Luxembourg police on Monday inaugurated the new National Emergency Despatch Centre at Findel, unveiling upgraded command facilities, a new digital platform for the public to submit images and video during major incidents, and a new operational support unit set to launch nationwide in early 2026. Home Affairs Minister Léon Gloden and senior police leaders introduced the freatures of the new ‘Centre d’intervention national 113', or ‘CIN 3.0' in short, during a press conference held in the adjacent Operational command post (PCO) of the police campus.
Prime Minister Luc Frieden also attended a tour of the new premises after the briefing, police said.
Authorities said the revamped CIN was brought into service in mid-November this year, after construction was launched in September 2024, and represents a response to outdated infrastructure and changing operational demands at the previous facility. The police noted that the existing centre, which moved to the Findel police complex in 2011, no longer met “current technical and organisational standards” after about 14 years of use, amid staff growth and structural changes including the integration of civilian call takers in 2016.
According to the press release, CIN 3.0 is able to accommodate more workstations and a clearer separation between civilian call takers, who handle incoming emergency calls, and police operators responsible for decision-making and coordination. The centre also features upgraded video and projection equipment designed to support fast decision-making under pressure, including the use of video and mapping tools.
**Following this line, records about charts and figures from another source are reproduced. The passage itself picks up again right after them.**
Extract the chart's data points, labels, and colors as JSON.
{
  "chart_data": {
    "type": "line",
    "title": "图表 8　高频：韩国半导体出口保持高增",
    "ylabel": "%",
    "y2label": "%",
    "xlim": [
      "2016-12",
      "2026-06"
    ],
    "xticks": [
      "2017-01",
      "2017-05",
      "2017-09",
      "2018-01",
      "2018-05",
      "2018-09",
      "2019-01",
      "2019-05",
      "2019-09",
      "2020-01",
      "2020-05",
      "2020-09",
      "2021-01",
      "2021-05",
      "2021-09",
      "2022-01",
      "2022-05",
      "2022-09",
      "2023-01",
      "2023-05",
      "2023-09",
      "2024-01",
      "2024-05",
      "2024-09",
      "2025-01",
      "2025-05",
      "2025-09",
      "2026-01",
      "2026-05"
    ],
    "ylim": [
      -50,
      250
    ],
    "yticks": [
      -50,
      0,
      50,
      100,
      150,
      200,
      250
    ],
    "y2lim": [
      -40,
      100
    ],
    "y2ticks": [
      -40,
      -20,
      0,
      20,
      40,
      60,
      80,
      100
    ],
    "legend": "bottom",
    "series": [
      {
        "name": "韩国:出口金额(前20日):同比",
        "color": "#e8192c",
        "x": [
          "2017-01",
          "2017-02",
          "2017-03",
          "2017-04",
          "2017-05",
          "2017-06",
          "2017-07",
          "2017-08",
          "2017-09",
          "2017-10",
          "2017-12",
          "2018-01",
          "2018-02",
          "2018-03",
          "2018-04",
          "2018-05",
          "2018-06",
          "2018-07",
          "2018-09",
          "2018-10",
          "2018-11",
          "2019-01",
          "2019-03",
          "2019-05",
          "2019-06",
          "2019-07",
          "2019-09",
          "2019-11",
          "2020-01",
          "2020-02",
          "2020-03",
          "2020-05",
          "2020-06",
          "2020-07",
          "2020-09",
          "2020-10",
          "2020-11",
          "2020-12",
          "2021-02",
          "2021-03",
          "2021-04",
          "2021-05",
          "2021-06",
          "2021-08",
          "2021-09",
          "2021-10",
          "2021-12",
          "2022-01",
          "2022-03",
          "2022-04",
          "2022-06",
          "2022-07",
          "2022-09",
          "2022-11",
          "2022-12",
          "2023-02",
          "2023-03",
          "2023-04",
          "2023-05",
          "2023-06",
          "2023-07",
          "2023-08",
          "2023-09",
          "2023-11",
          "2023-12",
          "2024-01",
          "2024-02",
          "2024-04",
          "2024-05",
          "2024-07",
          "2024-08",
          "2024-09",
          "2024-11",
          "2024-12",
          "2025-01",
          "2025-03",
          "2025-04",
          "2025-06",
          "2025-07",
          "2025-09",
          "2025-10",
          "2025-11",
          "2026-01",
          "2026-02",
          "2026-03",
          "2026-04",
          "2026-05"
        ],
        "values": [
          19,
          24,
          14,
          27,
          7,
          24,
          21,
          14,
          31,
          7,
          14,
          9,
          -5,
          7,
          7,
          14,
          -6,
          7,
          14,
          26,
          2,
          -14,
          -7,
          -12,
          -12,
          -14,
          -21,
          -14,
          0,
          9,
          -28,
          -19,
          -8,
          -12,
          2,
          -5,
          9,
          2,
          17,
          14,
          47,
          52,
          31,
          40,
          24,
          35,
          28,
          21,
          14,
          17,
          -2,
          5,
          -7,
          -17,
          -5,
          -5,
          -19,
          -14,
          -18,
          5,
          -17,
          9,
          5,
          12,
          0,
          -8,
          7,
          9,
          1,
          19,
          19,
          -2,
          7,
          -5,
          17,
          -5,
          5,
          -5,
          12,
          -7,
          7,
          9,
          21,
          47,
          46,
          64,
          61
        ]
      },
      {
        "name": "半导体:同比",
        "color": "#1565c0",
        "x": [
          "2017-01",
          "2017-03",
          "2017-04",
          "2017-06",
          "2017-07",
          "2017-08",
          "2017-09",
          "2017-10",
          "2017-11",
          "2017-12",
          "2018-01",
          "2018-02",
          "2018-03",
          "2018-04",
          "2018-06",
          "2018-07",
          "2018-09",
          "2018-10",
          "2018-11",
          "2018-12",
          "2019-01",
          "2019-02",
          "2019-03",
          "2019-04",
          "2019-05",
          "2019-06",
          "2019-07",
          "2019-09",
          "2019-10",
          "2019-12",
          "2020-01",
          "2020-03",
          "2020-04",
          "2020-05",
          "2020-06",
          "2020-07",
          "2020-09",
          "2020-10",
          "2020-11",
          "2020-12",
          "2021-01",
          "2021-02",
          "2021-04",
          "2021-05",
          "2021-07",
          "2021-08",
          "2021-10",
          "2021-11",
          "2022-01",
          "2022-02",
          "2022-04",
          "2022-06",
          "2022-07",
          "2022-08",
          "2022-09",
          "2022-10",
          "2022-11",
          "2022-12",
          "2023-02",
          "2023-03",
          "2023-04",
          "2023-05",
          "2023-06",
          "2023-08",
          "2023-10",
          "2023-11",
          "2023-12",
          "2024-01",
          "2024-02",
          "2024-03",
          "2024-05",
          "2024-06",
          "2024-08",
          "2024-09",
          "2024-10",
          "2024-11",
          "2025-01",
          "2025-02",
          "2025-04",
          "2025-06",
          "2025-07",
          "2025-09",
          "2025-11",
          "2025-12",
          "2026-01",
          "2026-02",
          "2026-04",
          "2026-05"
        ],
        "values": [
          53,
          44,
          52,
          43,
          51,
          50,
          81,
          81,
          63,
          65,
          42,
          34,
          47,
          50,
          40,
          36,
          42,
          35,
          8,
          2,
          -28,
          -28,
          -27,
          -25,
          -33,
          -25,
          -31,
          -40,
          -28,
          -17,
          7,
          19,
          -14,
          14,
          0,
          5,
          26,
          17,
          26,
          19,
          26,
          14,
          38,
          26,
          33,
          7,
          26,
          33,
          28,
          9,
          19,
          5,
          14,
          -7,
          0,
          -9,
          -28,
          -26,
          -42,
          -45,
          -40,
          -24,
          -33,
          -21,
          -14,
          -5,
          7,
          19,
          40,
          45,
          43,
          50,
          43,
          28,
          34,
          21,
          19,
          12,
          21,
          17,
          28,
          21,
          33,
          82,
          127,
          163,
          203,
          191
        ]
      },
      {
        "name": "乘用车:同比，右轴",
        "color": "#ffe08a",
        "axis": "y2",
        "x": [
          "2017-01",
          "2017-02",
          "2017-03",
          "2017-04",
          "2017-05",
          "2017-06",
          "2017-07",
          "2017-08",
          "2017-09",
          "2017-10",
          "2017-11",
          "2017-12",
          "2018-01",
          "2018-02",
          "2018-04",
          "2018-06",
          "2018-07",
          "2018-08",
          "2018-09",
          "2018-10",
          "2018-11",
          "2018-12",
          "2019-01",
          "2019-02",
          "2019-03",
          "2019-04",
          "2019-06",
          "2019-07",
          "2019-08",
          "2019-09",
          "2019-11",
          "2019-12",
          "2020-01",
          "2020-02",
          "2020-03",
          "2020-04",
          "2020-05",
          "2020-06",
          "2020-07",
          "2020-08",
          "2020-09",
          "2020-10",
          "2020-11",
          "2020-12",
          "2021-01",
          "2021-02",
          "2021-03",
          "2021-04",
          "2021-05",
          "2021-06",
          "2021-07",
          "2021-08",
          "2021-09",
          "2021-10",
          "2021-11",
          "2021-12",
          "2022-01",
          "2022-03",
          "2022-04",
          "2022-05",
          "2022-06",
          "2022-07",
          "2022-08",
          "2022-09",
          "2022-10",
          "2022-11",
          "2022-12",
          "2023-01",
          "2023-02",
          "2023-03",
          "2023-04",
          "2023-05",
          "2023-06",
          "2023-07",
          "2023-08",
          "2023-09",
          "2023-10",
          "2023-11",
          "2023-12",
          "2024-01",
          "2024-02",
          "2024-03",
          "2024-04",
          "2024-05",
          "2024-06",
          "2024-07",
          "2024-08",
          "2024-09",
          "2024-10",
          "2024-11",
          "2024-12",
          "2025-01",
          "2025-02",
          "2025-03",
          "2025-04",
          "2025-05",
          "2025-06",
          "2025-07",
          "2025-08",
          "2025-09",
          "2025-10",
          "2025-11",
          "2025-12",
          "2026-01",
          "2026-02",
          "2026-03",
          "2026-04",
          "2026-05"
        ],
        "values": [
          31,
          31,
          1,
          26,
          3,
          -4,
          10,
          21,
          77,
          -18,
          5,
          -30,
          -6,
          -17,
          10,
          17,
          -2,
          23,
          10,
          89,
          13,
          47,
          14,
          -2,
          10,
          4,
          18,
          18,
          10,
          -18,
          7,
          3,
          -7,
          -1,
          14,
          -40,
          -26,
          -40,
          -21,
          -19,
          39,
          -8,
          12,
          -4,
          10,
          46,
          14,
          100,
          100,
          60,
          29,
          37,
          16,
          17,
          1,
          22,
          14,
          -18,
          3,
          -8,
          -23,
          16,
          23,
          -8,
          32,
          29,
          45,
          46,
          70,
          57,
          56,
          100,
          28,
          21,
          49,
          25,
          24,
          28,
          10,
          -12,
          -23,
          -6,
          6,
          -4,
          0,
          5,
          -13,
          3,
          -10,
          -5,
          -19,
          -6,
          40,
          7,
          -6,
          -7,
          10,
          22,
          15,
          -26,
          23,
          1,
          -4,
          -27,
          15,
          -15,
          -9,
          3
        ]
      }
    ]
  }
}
The adjacent PCO, used to coordinate both predictable national events, like state visits and large demonstrations, as well as unpredictable crises, like severe weather and major police operations, has also moved into more modern premises. Police said the PCO upgrades were driven in part by lessons from the Covid-19 period, when the scale of deployments highlighted technical limits in the previous set-up.
During the same briefing, the police presented a new image and video exchange platform that can be activated in the event of a major incident, such as a terrorist attack. Under the system, authorities would share a link to a form allowing members of the public to transmit digital evidence related to the incident, with submissions intended to be accessible directly and only to police investigators.
Officials also announced the creation of a new police service, the Operational Support Group (GSO), which is due to be launched nationwide on 1 January 2026. The unit is intended to strengthen preventive and deterrent police presence on the ground and address more complex operational needs that go beyond traditional patrol work, the press release said.
Police said the unit’s flexible structure, with two to three rotating teams, will allow deployments across the country depending on priorities and emerging trends. The GSO will operate 24 hours a day, seven days a week.
In terms of equipment, the press release said GSO officers will carry standard police gear and will also have access to a Taser, described as intended to immobilise an individual posing an immediate danger. Police said the device’s use will require specific training, including theory, practice, scenarios, and certification, and will be strictly governed by operational directives.
In 2024, the police recorded 139,000 calls to the emergency number 113 – an average of 380 per day – alongside 70,000 calls from internal and external partners, averaging 190 per day. The service also registered 120,000 incident files in its intervention management system that led to police follow-up, averaging 328 interventions per day, according to the press release.
The investment in CIN 3.0 was put at around €5.5 million, with the police naming several external technical partners involved in engineering, electrical works, fit-out, and workstation design.